Chronic non-communicable diseases — including hypertension, heart failure with preserved ejection fraction (HFpEF), chronic kidney disease, type 2 diabetes, vascular cognitive impairment, and atherosclerosis — share common risk factors, clinical clustering, and progressive vascular remodeling. This review synthesizes evidence demonstrating that these conditions arise from a single upstream process: loss of vascular coherence driven by mitochondrial redox stress, endothelial nitric oxide (NO) depletion, glycocalyx and exclusion-zone (EZ) water layer disruption, and resulting arterial–microvascular impedance mismatch.
In early disease, excess mitochondrial reactive oxygen species oxidize tetrahydrobiopterin (BH₄), uncoupling endothelial nitric oxide synthase and reducing NO bioavailability. This biochemical shift initiates glycocalyx thinning, loss of structured near-wall water, and mechanotransduction switching from KLF2/KLF4-mediated laminar-shear protection to Piezo1/RhoA/ROCK/YAP–TAZ–driven pro-inflammatory states. The outcome is arterial stiffening (decreased compliance) and microvascular rarefaction (increased resistance), producing LC resonance failure, increased pulsatile energy transmission, impaired perfusion reserve, and organ injury that manifests in predictable patterns across the heart, kidney, brain, retina, and skeletal muscle.

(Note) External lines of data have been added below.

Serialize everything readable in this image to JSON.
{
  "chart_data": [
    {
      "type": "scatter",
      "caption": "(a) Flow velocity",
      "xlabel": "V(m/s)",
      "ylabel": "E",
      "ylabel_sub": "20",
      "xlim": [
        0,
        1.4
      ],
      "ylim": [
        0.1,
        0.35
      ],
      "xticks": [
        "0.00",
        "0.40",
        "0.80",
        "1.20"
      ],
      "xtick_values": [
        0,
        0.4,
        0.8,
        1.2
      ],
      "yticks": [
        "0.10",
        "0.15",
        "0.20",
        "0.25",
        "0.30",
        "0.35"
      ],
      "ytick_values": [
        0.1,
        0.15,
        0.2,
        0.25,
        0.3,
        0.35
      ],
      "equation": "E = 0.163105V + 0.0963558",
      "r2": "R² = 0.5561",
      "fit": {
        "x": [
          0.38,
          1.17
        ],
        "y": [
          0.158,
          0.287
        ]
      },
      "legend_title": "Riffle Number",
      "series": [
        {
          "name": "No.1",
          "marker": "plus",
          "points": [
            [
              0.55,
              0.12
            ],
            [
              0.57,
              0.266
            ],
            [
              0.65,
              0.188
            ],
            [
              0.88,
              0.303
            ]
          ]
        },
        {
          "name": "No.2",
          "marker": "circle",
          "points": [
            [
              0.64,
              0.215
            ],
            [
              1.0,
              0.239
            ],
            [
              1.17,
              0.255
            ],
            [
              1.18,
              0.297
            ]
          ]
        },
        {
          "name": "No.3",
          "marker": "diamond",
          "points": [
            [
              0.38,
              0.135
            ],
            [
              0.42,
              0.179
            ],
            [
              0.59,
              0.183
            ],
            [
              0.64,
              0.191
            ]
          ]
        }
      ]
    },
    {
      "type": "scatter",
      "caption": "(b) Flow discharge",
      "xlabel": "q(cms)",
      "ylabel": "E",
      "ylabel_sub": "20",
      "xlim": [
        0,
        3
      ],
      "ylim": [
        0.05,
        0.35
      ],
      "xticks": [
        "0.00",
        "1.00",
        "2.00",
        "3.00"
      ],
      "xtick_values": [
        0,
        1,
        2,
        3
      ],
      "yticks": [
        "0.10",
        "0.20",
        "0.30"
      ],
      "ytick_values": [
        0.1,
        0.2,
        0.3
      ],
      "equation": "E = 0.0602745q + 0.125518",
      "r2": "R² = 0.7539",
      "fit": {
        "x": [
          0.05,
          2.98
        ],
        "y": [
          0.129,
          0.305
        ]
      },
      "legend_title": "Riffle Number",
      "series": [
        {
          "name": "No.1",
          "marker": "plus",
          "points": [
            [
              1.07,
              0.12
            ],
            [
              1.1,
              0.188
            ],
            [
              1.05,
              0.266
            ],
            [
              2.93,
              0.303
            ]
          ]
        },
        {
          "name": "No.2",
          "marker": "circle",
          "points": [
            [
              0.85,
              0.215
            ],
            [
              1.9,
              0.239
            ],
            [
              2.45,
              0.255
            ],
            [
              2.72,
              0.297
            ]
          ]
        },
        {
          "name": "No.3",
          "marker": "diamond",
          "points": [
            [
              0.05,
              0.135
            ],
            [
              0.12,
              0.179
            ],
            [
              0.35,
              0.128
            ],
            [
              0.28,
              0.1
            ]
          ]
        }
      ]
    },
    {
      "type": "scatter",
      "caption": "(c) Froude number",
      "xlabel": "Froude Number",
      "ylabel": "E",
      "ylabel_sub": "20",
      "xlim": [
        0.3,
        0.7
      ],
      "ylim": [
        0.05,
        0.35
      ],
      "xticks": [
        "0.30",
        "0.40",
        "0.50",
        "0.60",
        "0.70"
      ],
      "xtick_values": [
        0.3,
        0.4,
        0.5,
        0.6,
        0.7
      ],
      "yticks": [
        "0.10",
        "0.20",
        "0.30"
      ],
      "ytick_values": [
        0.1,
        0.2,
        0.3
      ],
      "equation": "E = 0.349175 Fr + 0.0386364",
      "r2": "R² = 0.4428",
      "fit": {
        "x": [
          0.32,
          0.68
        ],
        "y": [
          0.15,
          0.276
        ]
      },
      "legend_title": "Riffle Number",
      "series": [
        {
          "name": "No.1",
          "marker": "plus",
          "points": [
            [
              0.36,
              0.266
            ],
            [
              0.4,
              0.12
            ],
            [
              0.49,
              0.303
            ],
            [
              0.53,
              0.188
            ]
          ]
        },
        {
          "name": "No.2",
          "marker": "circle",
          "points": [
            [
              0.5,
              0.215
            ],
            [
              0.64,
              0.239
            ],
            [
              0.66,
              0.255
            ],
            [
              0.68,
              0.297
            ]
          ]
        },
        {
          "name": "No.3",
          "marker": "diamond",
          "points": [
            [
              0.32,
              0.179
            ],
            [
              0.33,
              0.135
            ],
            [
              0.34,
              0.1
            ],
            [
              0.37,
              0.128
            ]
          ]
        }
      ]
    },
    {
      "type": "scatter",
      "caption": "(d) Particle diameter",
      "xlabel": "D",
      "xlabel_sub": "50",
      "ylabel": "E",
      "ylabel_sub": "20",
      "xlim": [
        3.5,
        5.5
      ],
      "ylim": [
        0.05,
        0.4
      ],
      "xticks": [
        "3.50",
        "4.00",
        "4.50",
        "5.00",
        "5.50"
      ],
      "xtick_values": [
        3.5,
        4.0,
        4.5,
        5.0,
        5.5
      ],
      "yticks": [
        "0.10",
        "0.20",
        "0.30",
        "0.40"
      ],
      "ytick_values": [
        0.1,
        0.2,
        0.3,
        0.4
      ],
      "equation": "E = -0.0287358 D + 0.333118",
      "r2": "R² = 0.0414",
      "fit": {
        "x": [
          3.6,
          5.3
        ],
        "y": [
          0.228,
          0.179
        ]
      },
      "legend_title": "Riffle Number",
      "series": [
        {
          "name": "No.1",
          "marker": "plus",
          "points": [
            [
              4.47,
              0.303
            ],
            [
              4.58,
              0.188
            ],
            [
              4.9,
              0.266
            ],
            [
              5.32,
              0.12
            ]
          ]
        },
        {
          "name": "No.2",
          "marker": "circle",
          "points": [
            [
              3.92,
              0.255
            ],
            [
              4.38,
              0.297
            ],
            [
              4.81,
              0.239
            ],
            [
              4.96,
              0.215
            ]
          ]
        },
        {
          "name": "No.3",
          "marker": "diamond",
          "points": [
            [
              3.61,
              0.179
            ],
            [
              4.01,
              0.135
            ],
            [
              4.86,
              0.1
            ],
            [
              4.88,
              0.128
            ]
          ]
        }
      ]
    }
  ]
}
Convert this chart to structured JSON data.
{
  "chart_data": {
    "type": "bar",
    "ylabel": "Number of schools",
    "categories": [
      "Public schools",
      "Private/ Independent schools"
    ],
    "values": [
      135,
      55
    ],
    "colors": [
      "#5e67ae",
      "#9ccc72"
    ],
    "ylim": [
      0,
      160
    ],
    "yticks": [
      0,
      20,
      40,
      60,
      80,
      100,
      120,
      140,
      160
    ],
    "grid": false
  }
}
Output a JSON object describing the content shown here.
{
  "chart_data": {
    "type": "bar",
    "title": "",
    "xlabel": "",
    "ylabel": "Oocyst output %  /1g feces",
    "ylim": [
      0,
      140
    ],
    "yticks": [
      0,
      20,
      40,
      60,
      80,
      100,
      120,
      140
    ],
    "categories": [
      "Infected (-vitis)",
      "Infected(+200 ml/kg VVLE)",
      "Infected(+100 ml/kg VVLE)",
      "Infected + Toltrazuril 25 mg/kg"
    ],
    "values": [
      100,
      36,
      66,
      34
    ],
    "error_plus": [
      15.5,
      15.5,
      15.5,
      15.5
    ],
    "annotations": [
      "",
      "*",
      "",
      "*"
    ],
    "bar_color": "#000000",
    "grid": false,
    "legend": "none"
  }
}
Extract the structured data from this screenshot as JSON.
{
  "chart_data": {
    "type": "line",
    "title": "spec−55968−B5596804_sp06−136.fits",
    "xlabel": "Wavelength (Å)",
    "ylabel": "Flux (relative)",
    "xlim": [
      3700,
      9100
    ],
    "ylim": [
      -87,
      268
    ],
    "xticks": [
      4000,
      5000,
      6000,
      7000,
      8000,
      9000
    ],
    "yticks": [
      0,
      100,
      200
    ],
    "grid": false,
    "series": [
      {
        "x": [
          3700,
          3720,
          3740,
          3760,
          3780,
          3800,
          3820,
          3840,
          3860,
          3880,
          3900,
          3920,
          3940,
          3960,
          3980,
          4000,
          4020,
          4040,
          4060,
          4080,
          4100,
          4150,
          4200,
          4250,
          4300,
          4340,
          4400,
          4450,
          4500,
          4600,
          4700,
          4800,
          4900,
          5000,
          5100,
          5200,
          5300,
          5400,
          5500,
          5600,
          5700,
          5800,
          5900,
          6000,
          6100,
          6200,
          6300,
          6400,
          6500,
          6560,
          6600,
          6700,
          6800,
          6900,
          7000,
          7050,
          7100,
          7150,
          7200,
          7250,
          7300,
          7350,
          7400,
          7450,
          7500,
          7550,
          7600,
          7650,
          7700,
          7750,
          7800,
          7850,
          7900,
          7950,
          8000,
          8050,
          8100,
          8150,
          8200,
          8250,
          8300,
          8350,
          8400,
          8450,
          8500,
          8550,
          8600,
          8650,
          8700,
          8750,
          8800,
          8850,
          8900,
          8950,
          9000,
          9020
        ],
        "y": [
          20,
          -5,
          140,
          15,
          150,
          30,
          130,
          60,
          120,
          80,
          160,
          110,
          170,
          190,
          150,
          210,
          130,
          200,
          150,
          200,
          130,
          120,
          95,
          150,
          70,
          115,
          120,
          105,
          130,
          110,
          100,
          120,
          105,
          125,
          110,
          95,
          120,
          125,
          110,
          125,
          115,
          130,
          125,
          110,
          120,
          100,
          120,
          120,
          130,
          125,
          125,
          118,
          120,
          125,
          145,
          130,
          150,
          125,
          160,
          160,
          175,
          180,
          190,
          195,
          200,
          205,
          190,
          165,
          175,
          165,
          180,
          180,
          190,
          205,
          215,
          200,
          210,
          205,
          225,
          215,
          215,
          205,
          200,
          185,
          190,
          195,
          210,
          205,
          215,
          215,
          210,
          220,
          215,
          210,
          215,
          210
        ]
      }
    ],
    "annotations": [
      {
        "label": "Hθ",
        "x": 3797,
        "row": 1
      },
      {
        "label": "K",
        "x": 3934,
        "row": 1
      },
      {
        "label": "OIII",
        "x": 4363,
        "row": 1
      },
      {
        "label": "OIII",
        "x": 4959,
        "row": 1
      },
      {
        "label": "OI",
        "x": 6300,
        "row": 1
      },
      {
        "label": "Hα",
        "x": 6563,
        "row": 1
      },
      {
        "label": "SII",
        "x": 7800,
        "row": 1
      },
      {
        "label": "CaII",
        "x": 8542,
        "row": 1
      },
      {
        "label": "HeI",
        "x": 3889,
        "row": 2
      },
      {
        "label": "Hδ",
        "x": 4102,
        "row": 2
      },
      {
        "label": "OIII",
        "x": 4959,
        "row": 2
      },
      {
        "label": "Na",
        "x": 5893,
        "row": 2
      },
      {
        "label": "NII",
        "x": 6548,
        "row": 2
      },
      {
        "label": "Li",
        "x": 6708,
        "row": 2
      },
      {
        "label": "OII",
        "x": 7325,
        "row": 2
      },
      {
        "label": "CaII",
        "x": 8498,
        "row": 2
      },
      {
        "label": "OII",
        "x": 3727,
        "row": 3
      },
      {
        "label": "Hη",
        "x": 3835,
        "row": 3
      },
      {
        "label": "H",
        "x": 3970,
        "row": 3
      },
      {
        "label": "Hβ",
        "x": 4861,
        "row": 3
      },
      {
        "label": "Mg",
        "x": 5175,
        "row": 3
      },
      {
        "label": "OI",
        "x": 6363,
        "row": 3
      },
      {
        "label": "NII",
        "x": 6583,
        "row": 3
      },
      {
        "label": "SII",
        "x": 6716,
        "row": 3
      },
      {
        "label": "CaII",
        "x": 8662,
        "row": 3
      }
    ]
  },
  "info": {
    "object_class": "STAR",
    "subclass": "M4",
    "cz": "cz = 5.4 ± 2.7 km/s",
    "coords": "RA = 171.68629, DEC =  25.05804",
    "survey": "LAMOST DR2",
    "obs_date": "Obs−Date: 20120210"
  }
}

Importantly, the early biochemical and microvascular phases are highly reversible, while structural macrovascular changes can be functionally compensated through resonance retuning. Therapeutic emphasis should shift from blood pressure reduction alone to restoring vascular coherence via redox rebalancing, eNOS recoupling, glycocalyx repair, microvascular recruitment, and ventricular–arterial phase matching.
This framework unifies diverse cardiometabolic diseases under a single mechanistic model and provides targeted strategies for prevention, early intervention, and phenotype reversal.